There is a quiet possibility here. Machines may be especially good at eliciting certain kinds of workplace truth precisely because they are not colleagues. Plenty of people would rather tell a system, “I use this tool and I hide it,” than tell a manager or a researcher tied to their professional world. We should not romanticize that. Trust in machines is uneven and fragile. Still, the social texture of disclosure changes when the listener has no visible ego.

Product feedback is becoming a live system

Anthropic can present this as social research, and it is. It is also product strategy with a lab coat that mostly fits.

A company that can run large-scale qualitative interviews through its own model gains a powerful feedback loop. It does not have to infer user needs from clicks, retention curves, or support tickets alone. It can ask people how they feel, what they fear, what they hide, and what they wish the tool understood about their work. That is a richer input into design than telemetry by itself.

You can already see the practical uses. If professionals feel stigma around AI use, the product team may build features that emphasize privacy, attribution, or controllable drafting. If people underreport automation, messaging may shift toward “assistance” even when workflows are becoming more automated under the hood. If anxiety is widespread but adaptation is active, companies may focus on making users feel competent rather than merely faster.

This is where the project becomes broader than one company. As models spread through work, the interface is no longer just a place where tasks get done. It is also a place where attitudes can be measured. The tool can ask for your draft, then ask how you felt about using it. It can help you finish the work, then collect the narrative around that work. Software has always generated behavioral data. AI systems can now generate interpretive data at scale.

That raises governance questions even when the intentions are good. A company studying the human impact of its own product can produce valuable insight and flattering theater in the same motion. Open data helps. Independent replication would help more. The central issue is not whether Anthropic is acting in bad faith. It is that the capacity itself is powerful. The firms building these systems are also building the best instruments for hearing how people adapt to them.

The important shift is who gets to hear the adjustment

For years, the story of AI at work has been told from the outside. Economists estimate exposure. executives announce pilots. critics warn about replacement. workers keep making local deals with the tools in front of them, usually in ways nobody fully sees.

Anthropic’s interviewer does not solve that blind spot, but it narrows it. It shows a path toward listening at a scale that used to be reserved for dashboards, not conversations. That is the real novelty. The company is not only observing usage. It is collecting the human commentary that rides alongside usage: the embarrassment, the relief, the rationalization, the improvisation.

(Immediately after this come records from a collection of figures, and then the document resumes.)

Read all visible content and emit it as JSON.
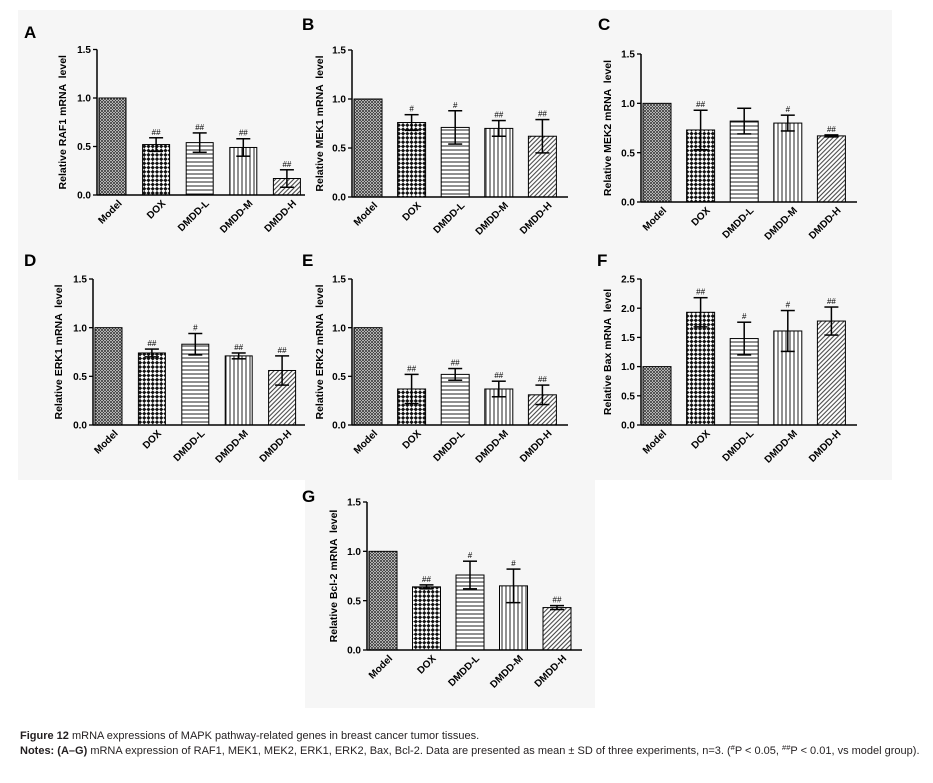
{
  "colors": {
    "ink": "#000000",
    "panel_background": "#f6f6f6",
    "caption_text": "#231f20"
  },
  "caption": {
    "label": "Figure 12",
    "title": "mRNA expressions of MAPK pathway-related genes in breast cancer tumor tissues.",
    "notes_label": "Notes:",
    "notes_range": "(A–G)",
    "notes_text": "mRNA expression of RAF1, MEK1, MEK2, ERK1, ERK2, Bax, Bcl-2. Data are presented as mean ± SD of three experiments, n=3. (",
    "sig1_mark": "#",
    "sig1_text": "P < 0.05, ",
    "sig2_mark": "##",
    "sig2_text": "P < 0.01, vs model group)."
  },
  "chart_data": [
    {
      "panel": "A",
      "type": "bar",
      "ylabel": "Relative RAF1 mRNA  level",
      "categories": [
        "Model",
        "DOX",
        "DMDD-L",
        "DMDD-M",
        "DMDD-H"
      ],
      "values": [
        1.0,
        0.52,
        0.54,
        0.49,
        0.17
      ],
      "errors": [
        0,
        0.07,
        0.1,
        0.09,
        0.09
      ],
      "significance": [
        null,
        "##",
        "##",
        "##",
        "##"
      ],
      "ylim": [
        0,
        1.5
      ],
      "yticks": [
        "0.0",
        "0.5",
        "1.0",
        "1.5"
      ]
    },
    {
      "panel": "B",
      "type": "bar",
      "ylabel": "Relative MEK1 mRNA  level",
      "categories": [
        "Model",
        "DOX",
        "DMDD-L",
        "DMDD-M",
        "DMDD-H"
      ],
      "values": [
        1.0,
        0.76,
        0.71,
        0.7,
        0.62
      ],
      "errors": [
        0,
        0.08,
        0.17,
        0.08,
        0.17
      ],
      "significance": [
        null,
        "#",
        "#",
        "##",
        "##"
      ],
      "ylim": [
        0,
        1.5
      ],
      "yticks": [
        "0.0",
        "0.5",
        "1.0",
        "1.5"
      ]
    },
    {
      "panel": "C",
      "type": "bar",
      "ylabel": "Relative MEK2 mRNA  level",
      "categories": [
        "Model",
        "DOX",
        "DMDD-L",
        "DMDD-M",
        "DMDD-H"
      ],
      "values": [
        1.0,
        0.73,
        0.82,
        0.8,
        0.67
      ],
      "errors": [
        0,
        0.2,
        0.13,
        0.08,
        0.01
      ],
      "significance": [
        null,
        "##",
        null,
        "#",
        "##"
      ],
      "ylim": [
        0,
        1.5
      ],
      "yticks": [
        "0.0",
        "0.5",
        "1.0",
        "1.5"
      ]
    },
    {
      "panel": "D",
      "type": "bar",
      "ylabel": "Relative ERK1 mRNA  level",
      "categories": [
        "Model",
        "DOX",
        "DMDD-L",
        "DMDD-M",
        "DMDD-H"
      ],
      "values": [
        1.0,
        0.74,
        0.83,
        0.71,
        0.56
      ],
      "errors": [
        0,
        0.04,
        0.11,
        0.03,
        0.15
      ],
      "significance": [
        null,
        "##",
        "#",
        "##",
        "##"
      ],
      "ylim": [
        0,
        1.5
      ],
      "yticks": [
        "0.0",
        "0.5",
        "1.0",
        "1.5"
      ]
    },
    {
      "panel": "E",
      "type": "bar",
      "ylabel": "Relative ERK2 mRNA  level",
      "categories": [
        "Model",
        "DOX",
        "DMDD-L",
        "DMDD-M",
        "DMDD-H"
      ],
      "values": [
        1.0,
        0.37,
        0.52,
        0.37,
        0.31
      ],
      "errors": [
        0,
        0.15,
        0.06,
        0.08,
        0.1
      ],
      "significance": [
        null,
        "##",
        "##",
        "##",
        "##"
      ],
      "ylim": [
        0,
        1.5
      ],
      "yticks": [
        "0.0",
        "0.5",
        "1.0",
        "1.5"
      ]
    },
    {
      "panel": "F",
      "type": "bar",
      "ylabel": "Relative Bax mRNA  level",
      "categories": [
        "Model",
        "DOX",
        "DMDD-L",
        "DMDD-M",
        "DMDD-H"
      ],
      "values": [
        1.0,
        1.93,
        1.48,
        1.61,
        1.78
      ],
      "errors": [
        0,
        0.25,
        0.28,
        0.35,
        0.24
      ],
      "significance": [
        null,
        "##",
        "#",
        "#",
        "##"
      ],
      "ylim": [
        0,
        2.5
      ],
      "yticks": [
        "0.0",
        "0.5",
        "1.0",
        "1.5",
        "2.0",
        "2.5"
      ]
    },
    {
      "panel": "G",
      "type": "bar",
      "ylabel": "Relative Bcl-2 mRNA  level",
      "categories": [
        "Model",
        "DOX",
        "DMDD-L",
        "DMDD-M",
        "DMDD-H"
      ],
      "values": [
        1.0,
        0.64,
        0.76,
        0.65,
        0.43
      ],
      "errors": [
        0,
        0.02,
        0.14,
        0.17,
        0.02
      ],
      "significance": [
        null,
        "##",
        "#",
        "#",
        "##"
      ],
      "ylim": [
        0,
        1.5
      ],
      "yticks": [
        "0.0",
        "0.5",
        "1.0",
        "1.5"
      ]
    }
  ]
}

That kind of listening will spread because it is too useful not to. The same models that help draft documents, answer support queries, and summarize meetings can also ask follow-up questions and organize the replies into something legible. Once that becomes normal, every major platform will be tempted to turn conversation into a standing sensor for social change.

The challenge is making sure the people doing the adjusting are not merely legible to the companies causing the adjustment. Anthropic’s study hints at a future where workers can be heard in greater detail. It also hints at a future where firms hear first, frame first, and learn first. Those are not the same future, even if they run through the same interface.